Convex duality for stochastic shortest path problems in known and unknown environments

TL;DR

This paper explores convex duality in stochastic shortest path problems, extending value iteration operators to unknown environments and analyzing their duals and convergence properties.

Contribution

It introduces new convex optimization formulations for SSPs with unknown parameters and examines their duals, revealing complex convergence behaviors and open research questions.

Findings

Extended value iteration operators relate to convex programs and their duals.

Finite horizon bounds can be applied but may lead to non-monotone operators.

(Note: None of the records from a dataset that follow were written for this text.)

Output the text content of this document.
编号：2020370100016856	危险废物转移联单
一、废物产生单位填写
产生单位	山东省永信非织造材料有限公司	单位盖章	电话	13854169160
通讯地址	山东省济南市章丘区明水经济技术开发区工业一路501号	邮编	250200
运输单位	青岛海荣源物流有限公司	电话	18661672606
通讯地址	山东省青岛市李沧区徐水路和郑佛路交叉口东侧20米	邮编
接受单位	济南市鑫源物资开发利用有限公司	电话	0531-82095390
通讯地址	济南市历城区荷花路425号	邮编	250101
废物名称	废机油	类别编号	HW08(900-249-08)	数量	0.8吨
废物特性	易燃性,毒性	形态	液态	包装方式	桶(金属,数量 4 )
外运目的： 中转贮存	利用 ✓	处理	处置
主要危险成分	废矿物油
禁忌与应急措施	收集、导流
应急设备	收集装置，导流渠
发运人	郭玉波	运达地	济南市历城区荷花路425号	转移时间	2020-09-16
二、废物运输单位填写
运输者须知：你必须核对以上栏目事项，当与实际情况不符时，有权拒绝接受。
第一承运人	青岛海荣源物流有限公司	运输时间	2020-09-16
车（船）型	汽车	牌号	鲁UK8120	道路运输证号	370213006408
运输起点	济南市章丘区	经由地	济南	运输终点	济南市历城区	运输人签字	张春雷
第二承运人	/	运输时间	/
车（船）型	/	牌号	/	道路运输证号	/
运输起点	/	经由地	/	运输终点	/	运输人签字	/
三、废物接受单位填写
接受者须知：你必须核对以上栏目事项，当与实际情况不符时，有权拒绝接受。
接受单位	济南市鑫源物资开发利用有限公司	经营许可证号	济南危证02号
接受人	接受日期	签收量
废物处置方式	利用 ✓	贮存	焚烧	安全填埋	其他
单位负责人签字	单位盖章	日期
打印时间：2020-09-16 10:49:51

Oscillating behavior observed in certain special cases.

Abstract

This paper studies Stochastic Shortest Path (SSP) problems in known and unknown environments from the perspective of convex optimisation. It first recalls results in the known parameter case, and develops understanding through different proofs. It then focuses on the unknown parameter case, where it studies extended value iteration (EVI) operators. This includes the existing operators used in Rosenberg et al. [26] and Tarbouriech et al. [31] based on the l-1 norm and supremum norm, as well as defining EVI operators corresponding to other norms and divergences, such as the KL-divergence. This paper shows in general how the EVI operators relate to convex programs, and the form of their dual, where strong duality is exhibited. This paper then focuses on whether the bounds from finite horizon research of Neu and Pike-Burke [21] can be applied to these extended value iteration operators in the SSP setting. It shows that similar bounds to [21] for these operators exist, however they lead to operators that are not in general monotone and have more complex convergence properties. In a special case we observe oscillating behaviour. This paper generates open questions on how research may progress, with several examples that require further examination.